If you often sleep seven or more hours a night but still wake up tired, it may mean that you are not getting enough rest.
While sufficient sleep is critical, it is only one component in a “rested” state of being. Try these tips for ensuring you have sufficient downtime:
- Be present. Engaging in an activity that requires you to be present can be difficult in our goal-oriented, multitasking society. However, choosing to commit some time each day to meditating, taking a walk, reading a book, or simply observing the world around you has many emotional and physical health benefits.

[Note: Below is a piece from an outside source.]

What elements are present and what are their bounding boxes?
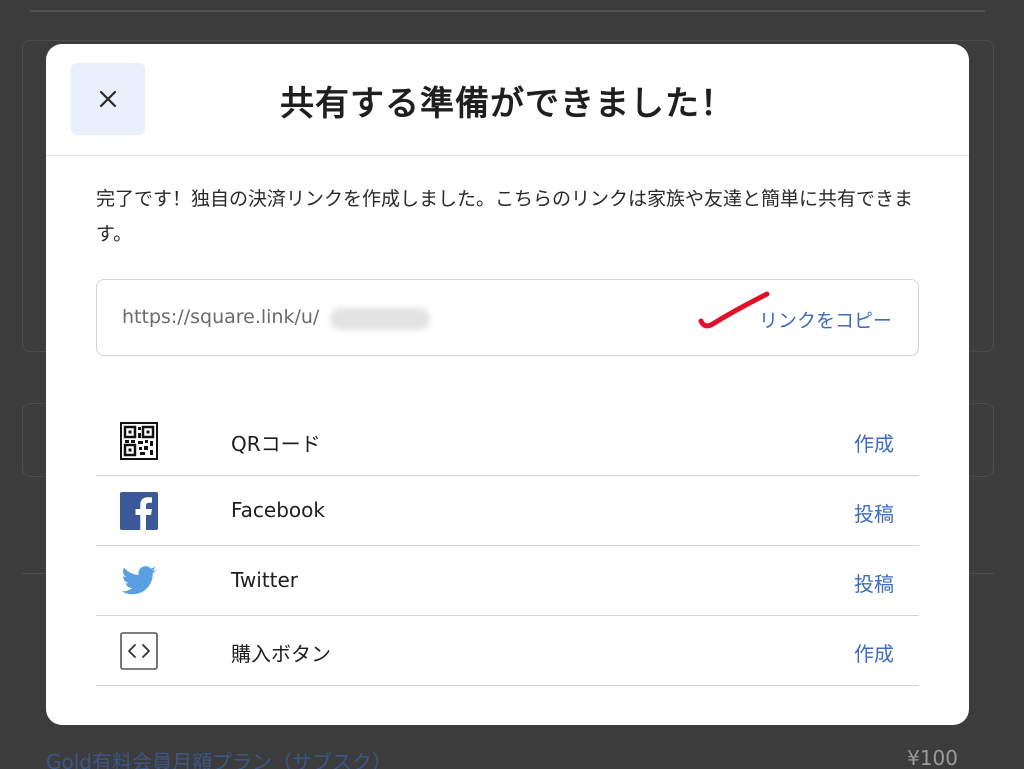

- Manage your energy. In sports, an athlete who is being held out of a game to “rest” so they will be fresh for a later contest is engaging in energy management. Determining when your best efforts will be needed and then adjusting your schedule so that you will be fresh when it matters is key to making the most of opportunities.
- Identify stressors. What makes you stressed or frustrated? If you have a chronic illness, do you know what circumstances tend to cause your illness to flare? Identifying situations that you find stressful will help you set boundaries and minimize the toll on your physical, mental, and emotional health.
- Take a nap. If you are tired during the day, try laying down and closing your eyes for 10-20 minutes. (Avoid sleeping for long periods during the day, as this could disrupt your nighttime sleep patterns.) If taking a short nap isn’t an option, try some deep breathing or step outside to soak up some sunshine and fresh air.
- Say “no.” If you feel overloaded, it’s okay to say “no” or to withdraw from a commitment. It may be helpful to establish priorities for your time, money, and energy, especially if you struggle to set limits.
- Make time for you. Some people may feel selfish for focusing on themselves when they have multiple responsibilities. However, making rest and recuperation a priority will help you stay present and live up to your commitments. No one can be “on” all the time.